2.14 Some variables appear regularly as key discriminators (sex and age, for example) while others are less routinely significant (for instance, whether the respondent lived in an urban or rural location). More information on the sample profile and the relative significance of demographic factors is given in Chapter 3. Throughout the report, where the data is presented in detailed table format, the most statistically significant results appear in bold italics. Base numbers (i.e. those answering a particular question) are included as un-weighted figures in all of the tables and charts and are sometimes used in the commentary.
2.15 Comparisons have been made where possible with the findings of the 2000 survey and also with other relevant research from across the UK. Differences in context, wording, means of data collection and weighting place limitations on the extent to which comparisons can be made with the 2000 survey or other sources. For example, while the methodology was almost the same, the social class profile of the 2004 sample was different to that shown in the 2000 survey. The development of modernisation meant that there were also some notable differences in the question wording used on the two surveys. The 2004 survey was designed to reflect the current policy context subsequent to implementation of the agenda set out in 'Our National Health'. For this reason, there is only limited scope for direct comparisons between the two surveys and the 2004 survey rather than that conducted in 2000 is designed to provide a consistent baseline for subsequent research into public attitudes.
2.16 Some comparisons are also made with data from the most recent English tracking survey commissioned by the Department of Health - this 2003/04 project also explores public attitudes towards, and perceptions of, the NHS. It uses a smaller sample than in Scotland - just over 1000 interviews - and is conducted face to face rather than via the telephone. There are also some comparisons made with the last published data from the Executive's Scottish Health Survey but this uses information from 1998 as the 2003 findings were not available at the time of reporting.
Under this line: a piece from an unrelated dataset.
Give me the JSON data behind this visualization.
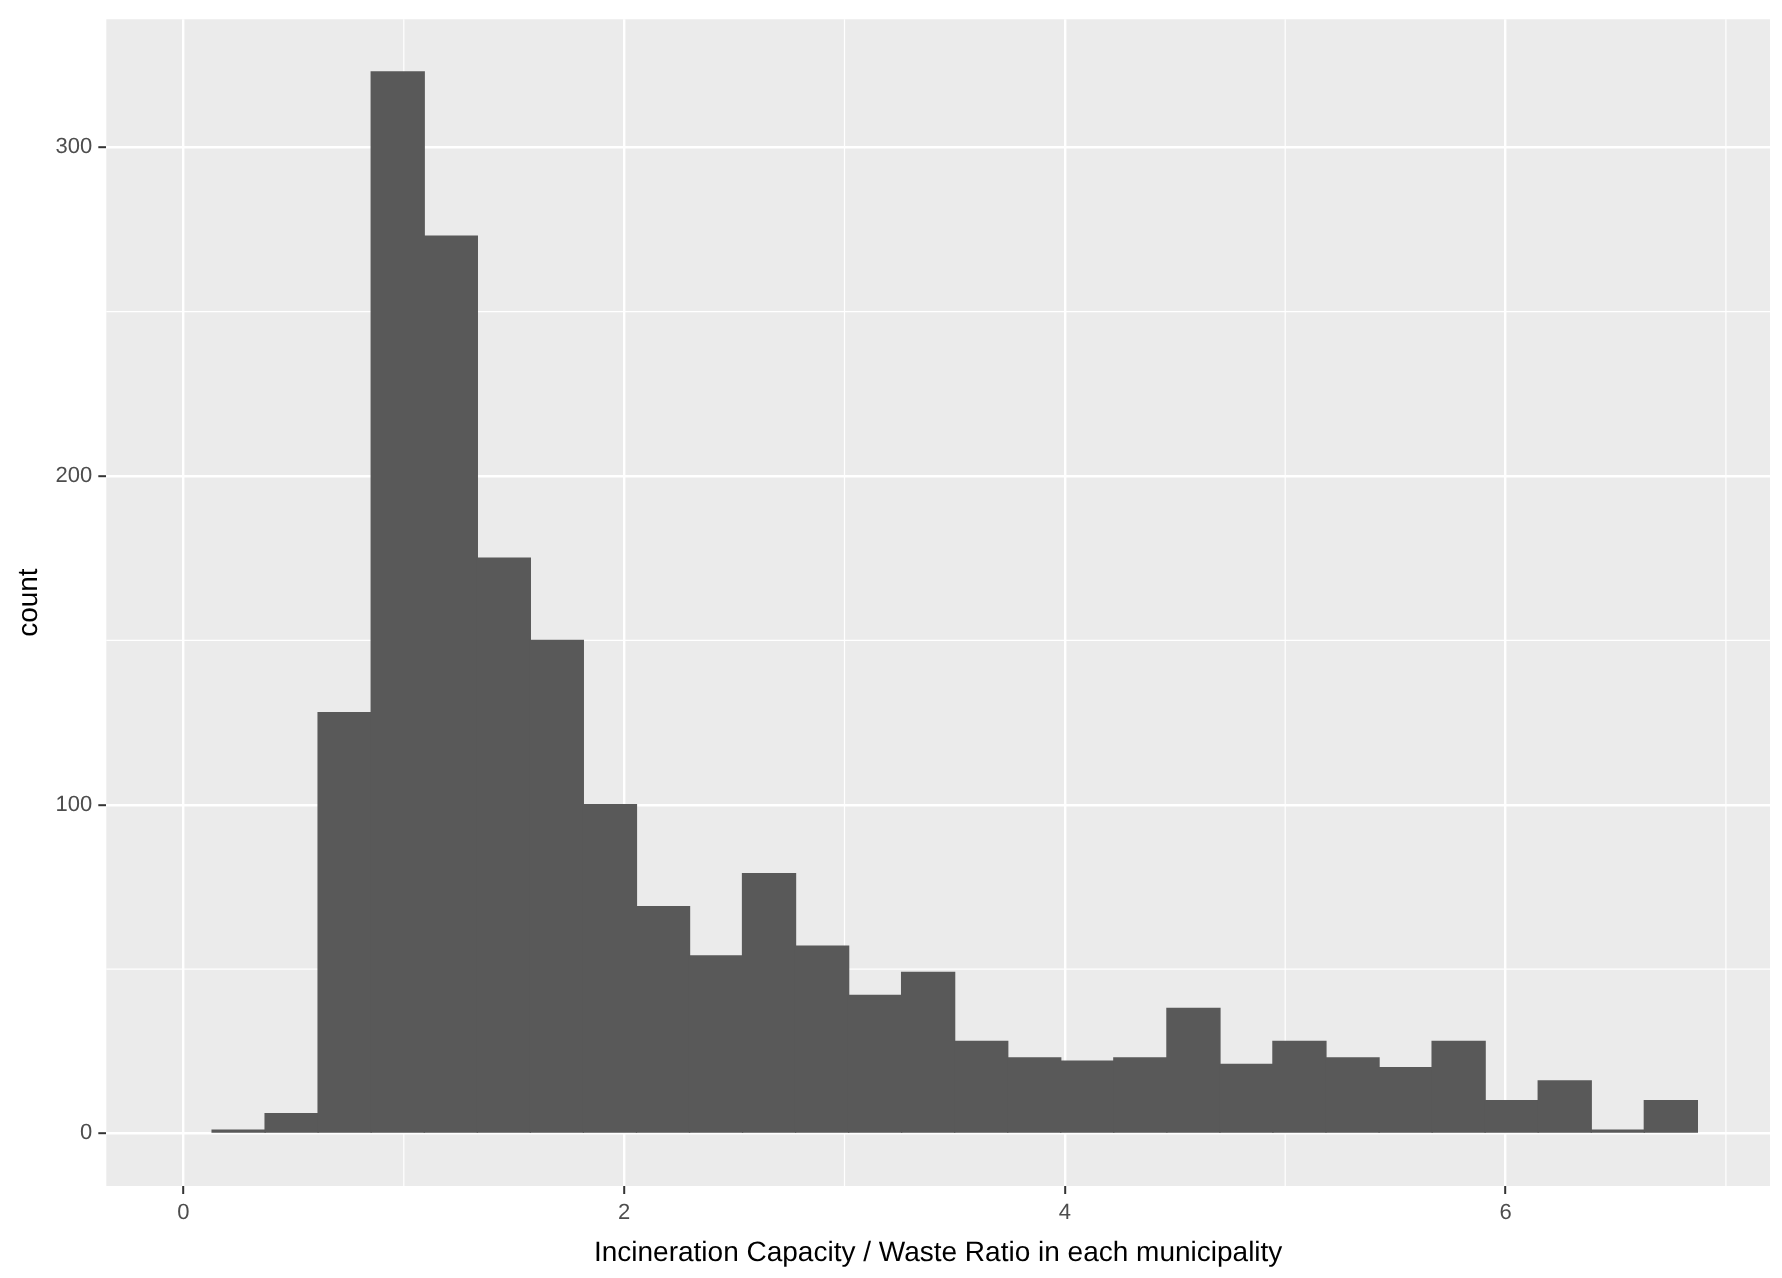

Questions used in these other surveys are generally phrased differently to those used in Scotland in 2004 but they allow for broad comparisons to be made.
2.17 Professor Roy Carr-Hill from the Centre for Health Economics at the University of York conducted a series of secondary analyses in order to draw out more detail in the area of satisfaction. This analysis has been integrated into the main report. He carried out multivariate analysis to explore the relative contribution of socio-demographic variables such as age, sex, social class and educational qualifications compared with objective features of the contact such as waiting time to discriminate between those who were less satisfied and those who were very satisfied with services. Even where there were only relatively small numbers involved, this analysis can show statistically significant differences between groups in a way that is not always apparent in standard cross-tabulations - see for example, Chapter 5.2 with regard to the Out-of-hours service.